We see many people adding solar panels to their homes these days. I thought it would be good to look at this from an insurance perspective. I am very familiar with the solar power thought process, having made lots of solar panels over 30 years ago for people, when I owned a glass company. Most of what was accomplished with the panels in those days was heating of water for household use. Creating actual electric power at the home level was not a thought that had viability. Storage was the issue then, as the power companies saw it as a fad and really didn’t embrace it. They certainly didn’t see themselves buying power from homeowners and reselling it.
How do insurance companies view solar panels on your home?
There are many unknowns about this industry that have not really been addressed by the insurance companies and the way they should be reacting to their presence on our homes.
The addition of solar panels to our home is seen, by the insurance companies, much like adding a room or garage. It adds value to our home but, this one creates some challenges from an insurability perspective. Some concerns are: Are the panels secured in such a way as to weaken the structure of the roof or the shingles. What effective is the actual installation having on the shingles, is it lessening their longevity is it creating the possibility for leakage. If there is a future claim that may be a legitimate claim on the shingles, who pays to have the panels removed while the roofing is repaired. If the panels blow off, who is responsible for the panels and also the roof or roofing. Liabilities during installation.

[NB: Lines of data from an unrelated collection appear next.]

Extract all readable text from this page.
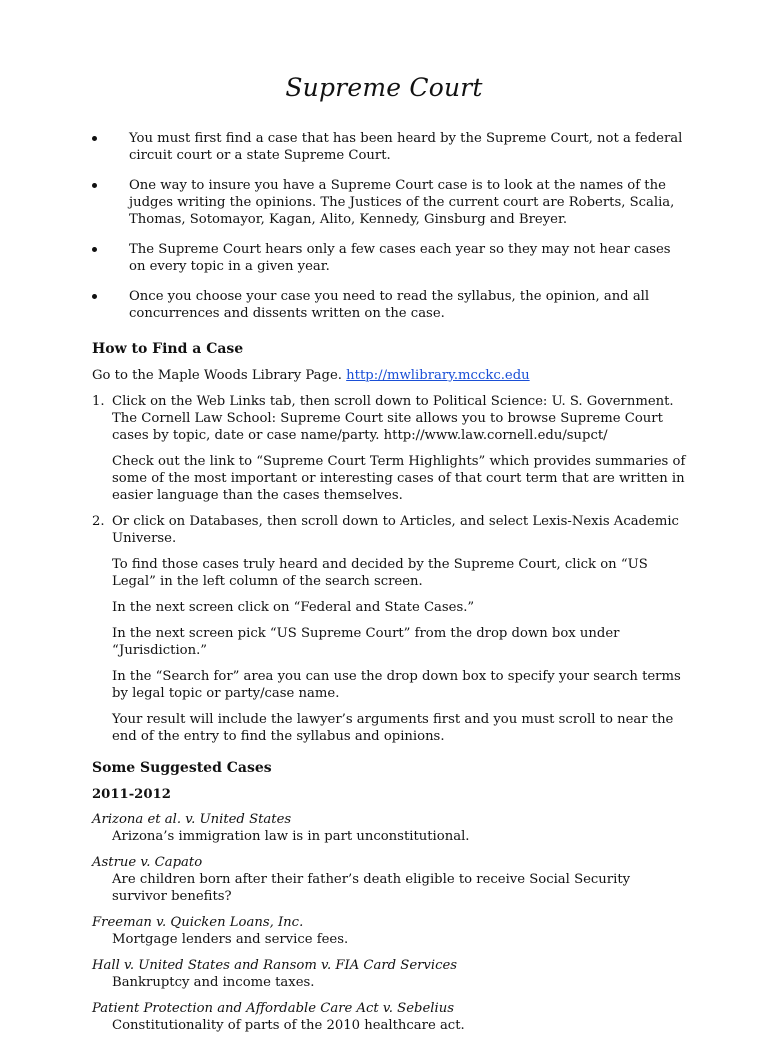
Supreme Court
You must first find a case that has been heard by the Supreme Court, not a federal circuit court or a state Supreme Court.
One way to insure you have a Supreme Court case is to look at the names of the judges writing the opinions. The Justices of the current court are Roberts, Scalia, Thomas, Sotomayor, Kagan, Alito, Kennedy, Ginsburg and Breyer.
The Supreme Court hears only a few cases each year so they may not hear cases on every topic in a given year.
Once you choose your case you need to read the syllabus, the opinion, and all concurrences and dissents written on the case.
How to Find a Case

Go to the Maple Woods Library Page. http://mwlibrary.mcckc.edu

1. Click on the Web Links tab, then scroll down to Political Science: U. S. Government. The Cornell Law School: Supreme Court site allows you to browse Supreme Court cases by topic, date or case name/party. http://www.law.cornell.edu/supct/

Check out the link to “Supreme Court Term Highlights” which provides summaries of some of the most important or interesting cases of that court term that are written in easier language than the cases themselves.

2. Or click on Databases, then scroll down to Articles, and select Lexis-Nexis Academic Universe.

To find those cases truly heard and decided by the Supreme Court, click on “US Legal” in the left column of the search screen.

In the next screen click on “Federal and State Cases.”

In the next screen pick “US Supreme Court” from the drop down box under “Jurisdiction.”

In the “Search for” area you can use the drop down box to specify your search terms by legal topic or party/case name.

Your result will include the lawyer’s arguments first and you must scroll to near the end of the entry to find the syllabus and opinions.

Some Suggested Cases
2011-2012
Arizona et al. v. United States
Arizona’s immigration law is in part unconstitutional.
Astrue v. Capato
Are children born after their father’s death eligible to receive Social Security survivor benefits?
Freeman v. Quicken Loans, Inc.
Mortgage lenders and service fees.
Hall v. United States and Ransom v. FIA Card Services
Bankruptcy and income taxes.
Patient Protection and Affordable Care Act v. Sebelius
Constitutionality of parts of the 2010 healthcare act.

Currently the approved process starts by choosing a licensed and insured company, both to buy from and to do the installation. CHECK THEM BOTH CAREFULLY, off times these kinds of new things brings out the crooks. Just because they tell you all the stuff you want to hear, doesn’t mean it’s really true. Check with the city and state to check contractor and business licensing, call their insurance company or at least ask to see declaration pages of their liability and workers compensation coverage. Your ability to seek help A fall from the roof by an installer could become your problem! Remember treat it like you would if you were adding a room to your home or building a $20,000 – $40,000 garage or shop.
What to do: Notify your insurance company of the addition of the panels and the cost of the work. Currently, they should just add this value to the Dwelling A amount and make a record of the change to your investment on the policy and / or with the insuring companies underwriting.
I foresee an endorsement or something that will tidy up all the coverage questions and concerns that will make this all a lot less open for opinions and loopholes on both sides.